How This Book Is Organized

We have organized the book so that you can get started and make something happen on your home or test PC quickly and easily. We’re hoping that your excitement from making calls on your own phone system will inspire you to look further into the system’s complexity.

In order to make our delivery of this material as straightforward as possible, we have refrained from discussing the technical details of the signaling methods and architectural models throughout the first six chapters. If you want the theory first and the practical second, turn to Chapter 7 and read through the rest of the book before returning to Chapter 2. We think that most readers will prefer getting their hands dirty first.

Chapter 1, VOCAL: Say, What?

Gives you a brief overview of what this book, the software, and Voice over IP are all about.

Chapter 2, Setting Up a Phone System at Home

Provides instructions about getting a phone system working at home on a single Linux host and then adding new phone devices to your system.

Chapter 3, Setting Up an Internal Trial System

Provides instructions about setting up an internal system that can support dozens of users working in a professional environment. This chapter also includes configuration instructions for gateways and how to deploy the system onto a distributed network of hosts.

Chapter 4, Provisioning Users

Provides information about adding users to the system and the different options available for features and other end-user parameters.

Chapter 5, Configuring System Parameters and Dial Plans

Provides information about setting up global system values such as dial plans and the multicast address used for heartbeats.

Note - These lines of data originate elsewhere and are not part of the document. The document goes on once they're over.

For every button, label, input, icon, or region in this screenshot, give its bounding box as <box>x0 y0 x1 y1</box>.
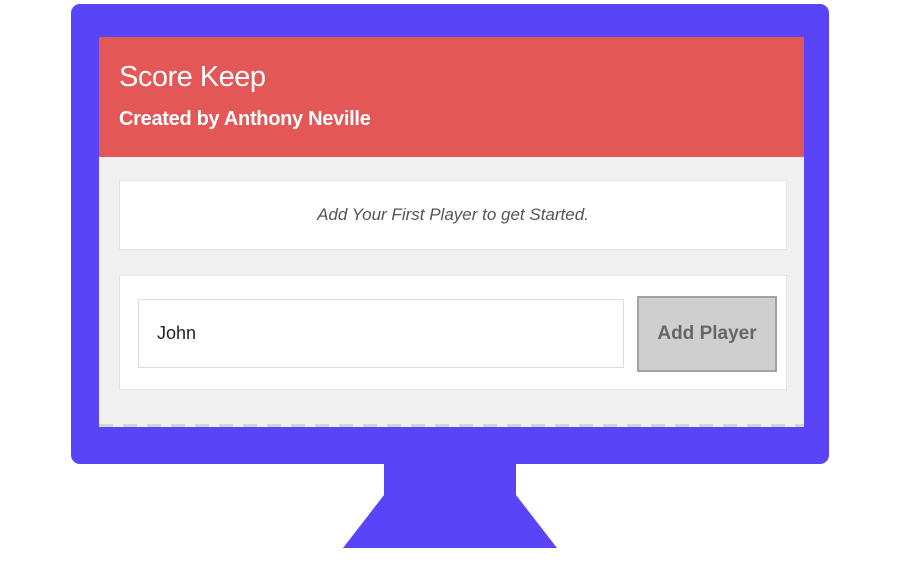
app-header: Score Keep Created by Anthony Neville <box>99 37 804 157</box>
message-card: Add Your First Player to get Started. <box>119 180 787 250</box>
add-player-button[interactable]: Add Player <box>637 296 777 372</box>
empty-state-message: Add Your First Player to get Started. <box>317 205 589 224</box>
add-player-form: Add Player <box>119 275 787 390</box>
app-subtitle: Created by Anthony Neville <box>119 108 371 130</box>
screen-bottom-divider <box>99 424 804 427</box>
app-title: Score Keep <box>119 61 266 93</box>
player-name-input[interactable] <box>138 299 624 368</box>
app-screen: Score Keep Created by Anthony Neville Ad… <box>99 37 804 427</box>
monitor-illustration: Score Keep Created by Anthony Neville Ad… <box>0 0 900 580</box>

Chapter 6, Provisioning Servers

Provides information about setting up individual server types, configuring their IP addresses, and adding new servers to the system.

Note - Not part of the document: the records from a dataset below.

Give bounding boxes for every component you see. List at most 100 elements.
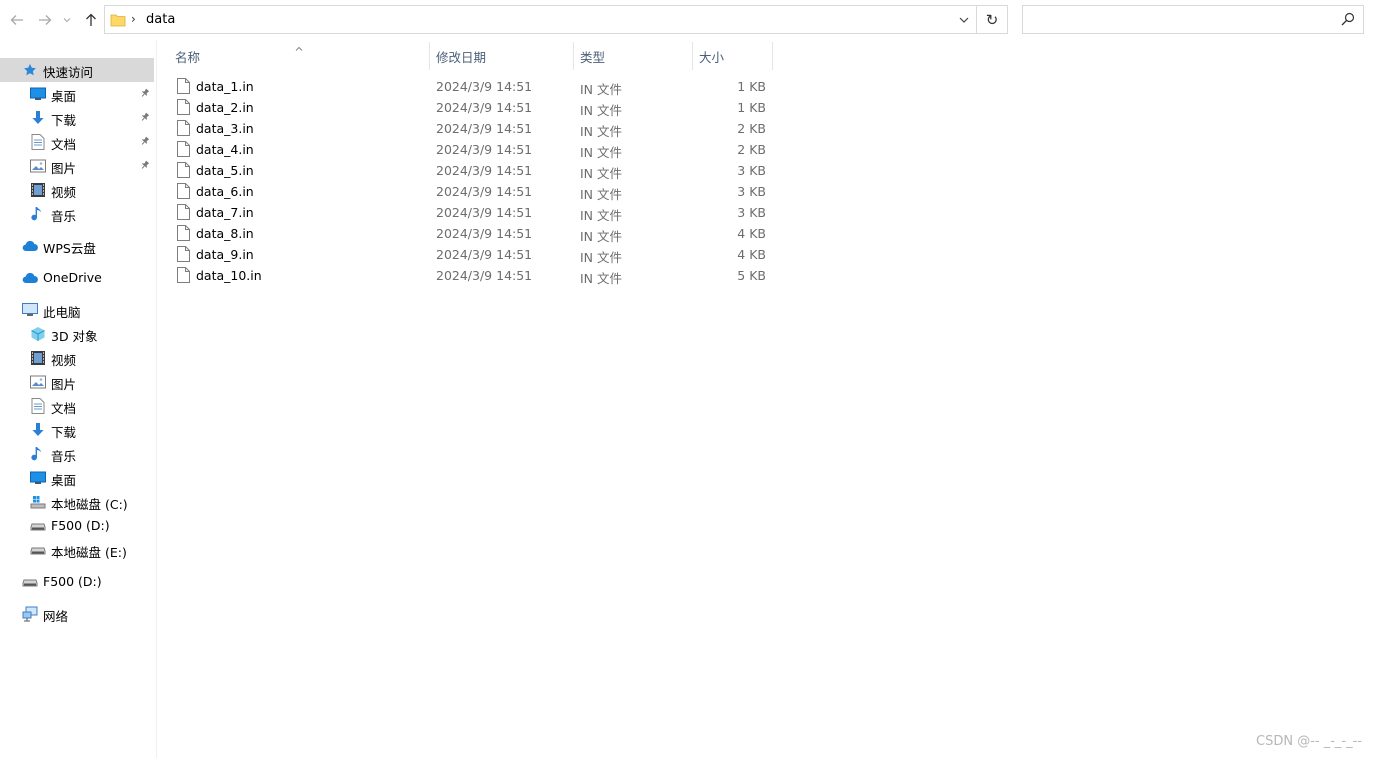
sidebar-item[interactable]: 网络 [0,602,154,626]
file-type: IN 文件 [580,103,623,118]
file-type: IN 文件 [580,208,623,223]
sidebar-item[interactable]: 桌面 [0,82,154,106]
file-name[interactable]: data_6.in [196,184,254,199]
file-type: IN 文件 [580,229,623,244]
file-icon [177,99,190,118]
file-modified-date: 2024/3/9 14:51 [436,184,533,199]
pin-icon[interactable] [140,111,150,125]
document-icon [30,398,46,414]
sidebar-item[interactable]: 本地磁盘 (C:) [0,490,154,514]
pin-icon[interactable] [140,87,150,101]
arrow-right-icon [39,15,52,25]
sidebar-item[interactable]: 视频 [0,346,154,370]
file-name[interactable]: data_2.in [196,100,254,115]
file-name[interactable]: data_4.in [196,142,254,157]
address-history-button[interactable] [953,6,975,33]
file-name[interactable]: data_8.in [196,226,254,241]
sidebar-item-label: 下载 [51,113,77,128]
sidebar-item[interactable]: 音乐 [0,442,154,466]
sidebar-item-label: 3D 对象 [51,329,98,344]
address-field[interactable]: › data ↻ [104,5,1008,34]
forward-button[interactable] [34,8,56,32]
navigation-pane: 快速访问 桌面 下载 文档 图片 视频 音乐 WPS云盘 OneDrive 此电脑 3D 对象 视频图… [0,40,157,758]
sidebar-item[interactable]: 桌面 [0,466,154,490]
file-type: IN 文件 [580,166,623,181]
file-icon [177,78,190,97]
file-row[interactable]: data_6.in 2024/3/9 14:51 IN 文件 3 KB [170,181,772,202]
sidebar-item-label: 快速访问 [43,65,94,80]
document-icon [30,134,46,150]
file-row[interactable]: data_5.in 2024/3/9 14:51 IN 文件 3 KB [170,160,772,181]
recent-locations-button[interactable] [60,8,74,32]
file-name[interactable]: data_5.in [196,163,254,178]
sidebar-item[interactable]: 下载 [0,418,154,442]
file-modified-date: 2024/3/9 14:51 [436,247,533,262]
pin-icon[interactable] [140,135,150,149]
picture-icon [30,374,46,390]
arrow-left-icon [10,15,23,25]
windows-drive-icon [30,494,46,510]
up-button[interactable] [80,8,102,32]
sidebar-item-label: OneDrive [43,270,102,285]
download-icon [30,422,46,438]
sidebar-item[interactable]: 下载 [0,106,154,130]
file-name[interactable]: data_10.in [196,268,262,283]
sidebar-item[interactable]: 图片 [0,370,154,394]
file-row[interactable]: data_4.in 2024/3/9 14:51 IN 文件 2 KB [170,139,772,160]
sidebar-item[interactable]: 快速访问 [0,58,154,82]
file-icon [177,183,190,202]
file-name[interactable]: data_3.in [196,121,254,136]
sidebar-item-label: 视频 [51,353,77,368]
sidebar-item[interactable]: OneDrive [0,266,154,290]
breadcrumb-current-folder[interactable]: data [146,12,175,27]
column-header-type[interactable]: 类型 [574,42,692,70]
sidebar-item[interactable]: 3D 对象 [0,322,154,346]
file-name[interactable]: data_9.in [196,247,254,262]
sidebar-item[interactable]: 音乐 [0,202,154,226]
file-modified-date: 2024/3/9 14:51 [436,100,533,115]
sidebar-item[interactable]: 图片 [0,154,154,178]
sidebar-item[interactable]: 文档 [0,394,154,418]
chevron-down-icon [63,18,71,23]
column-header-size[interactable]: 大小 [693,42,772,70]
picture-icon [30,158,46,174]
sidebar-item-label: 桌面 [51,89,77,104]
column-header-name[interactable]: 名称 [170,42,430,70]
sidebar-item-label: F500 (D:) [51,518,110,533]
column-divider[interactable] [772,42,773,70]
network-icon [22,606,38,622]
file-row[interactable]: data_1.in 2024/3/9 14:51 IN 文件 1 KB [170,76,772,97]
file-icon [177,225,190,244]
star-icon [22,62,38,78]
breadcrumb-separator[interactable]: › [131,12,136,26]
file-icon [177,204,190,223]
sidebar-item-label: 图片 [51,161,77,176]
file-row[interactable]: data_2.in 2024/3/9 14:51 IN 文件 1 KB [170,97,772,118]
file-type: IN 文件 [580,124,623,139]
file-row[interactable]: data_7.in 2024/3/9 14:51 IN 文件 3 KB [170,202,772,223]
back-button[interactable] [6,8,28,32]
file-row[interactable]: data_3.in 2024/3/9 14:51 IN 文件 2 KB [170,118,772,139]
sidebar-item[interactable]: 视频 [0,178,154,202]
file-icon [177,246,190,265]
sidebar-item[interactable]: 本地磁盘 (E:) [0,538,154,562]
file-row[interactable]: data_8.in 2024/3/9 14:51 IN 文件 4 KB [170,223,772,244]
sidebar-item-label: F500 (D:) [43,574,102,589]
sidebar-item[interactable]: F500 (D:) [0,570,154,594]
search-field[interactable] [1022,5,1364,34]
file-row[interactable]: data_10.in 2024/3/9 14:51 IN 文件 5 KB [170,265,772,286]
sidebar-item[interactable]: 文档 [0,130,154,154]
pin-icon[interactable] [140,159,150,173]
sidebar-item[interactable]: WPS云盘 [0,234,154,258]
desktop-icon [30,470,46,486]
file-row[interactable]: data_9.in 2024/3/9 14:51 IN 文件 4 KB [170,244,772,265]
file-name[interactable]: data_7.in [196,205,254,220]
desktop-icon [30,86,46,102]
sidebar-item[interactable]: 此电脑 [0,298,154,322]
file-name[interactable]: data_1.in [196,79,254,94]
search-icon[interactable] [1341,12,1355,29]
sidebar-item[interactable]: F500 (D:) [0,514,154,538]
file-type: IN 文件 [580,82,623,97]
column-header-date[interactable]: 修改日期 [430,42,573,70]
refresh-button[interactable]: ↻ [976,6,1007,33]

Chapter 7, Session Initiation Protocol and Related Protocols

A general overview of SIP, SDP, and the different message types used by these protocols. Includes some illustrated call flows and a line-by-line analysis of the basic message content.

Chapter 8, Vovida SIP Stack

A specific overview of Vovida’s implementation of a SIP stack including class diagrams, discussions about data structures, some insight into how the stack was developed, and what the engineers were working on as this book was being written.

Chapter 9, Base Code

A short but important chapter about the base code that is common to most of the VOCAL servers.

Chapter 10, VOCAL User Agent

Discusses the SIP user agent (UA) that comes with VOCAL. This UA is useful for testing and demonstrating how the software works, but it was never intended as a practical softphone for end users. This chapter discusses the data structures and some basic call flows.

Chapter 11, SIP Proxy: Marshal Server

The Marshal server is our name for a SIP-edge proxy server that provides authentication and security for VOCAL. This chapter looks at the data structures that make the Marshal server work and includes additional, general information about authentication, security, and working with firewalls.

Chapter 12, Redirect Server

The VOCAL Redirect server performs the duties described in the standard (RFC 2543) and also provides registration and location services. This chapter looks at the data structures and provides additional information about routing, ENUM, and Telephony Routing over IP (TRIP).

Chapter 13, CPL Feature Server

The Call Processing Language (CPL) Feature server is an implementation of the SIP proxy that provides basic features such as call forwarding. This chapter provides information about CPL and the data structures that make up the server.

Chapter 14, Unified Voice Mail Server

As a trade show demo, we wrote a voice mail server. Despite its basic functionality, it works for a small user population and has become a popular module within the user community. This chapter explains the data structures and a few of the solutions that we implemented to make this service work.

Chapter 15, MGCP Translator

The MGCP translator allows VOCAL to talk to MGCP gateways, which are normally attached to analog phone sets. This chapter discusses the MGCP protocol stack, the translator, and call flows through the state machine.

Chapter 16, H.323 Translator

The H.323 translator allows H.323 endpoints such as NetMeeting or H.323 gateways to be used with VOCAL. This chapter provides a simplified look at the data structures with some basic call flows.

Chapter 17, System Monitoring

We took the UC Davis SNMP stack and adopted it into VOCAL to provide network monitoring. This chapter discusses how this was accomplished and how you can add a new Management Information Base (MIB) to your system.

Chapter 18, Quality of Service and Billing

Advanced topics. Quality of Service (QoS) and using the Open Settlement Protocol (OSP) are still in a state of development. This chapter also discusses how we built a Remote Authentication Dial-In User Service (RADIUS) stack to talk to billing servers.

Chapter 19, Provisioning

Provides an analysis of the code behind the provisioning system that is shown in Chapters 4, 5, and 6. It then discusses the new provisioning system that we plan to merge with VOCAL.

Appendix A, VOCAL SIP UA Configuration File

An annotated configuration file that explains all the available settings for the VOCAL SIP UA.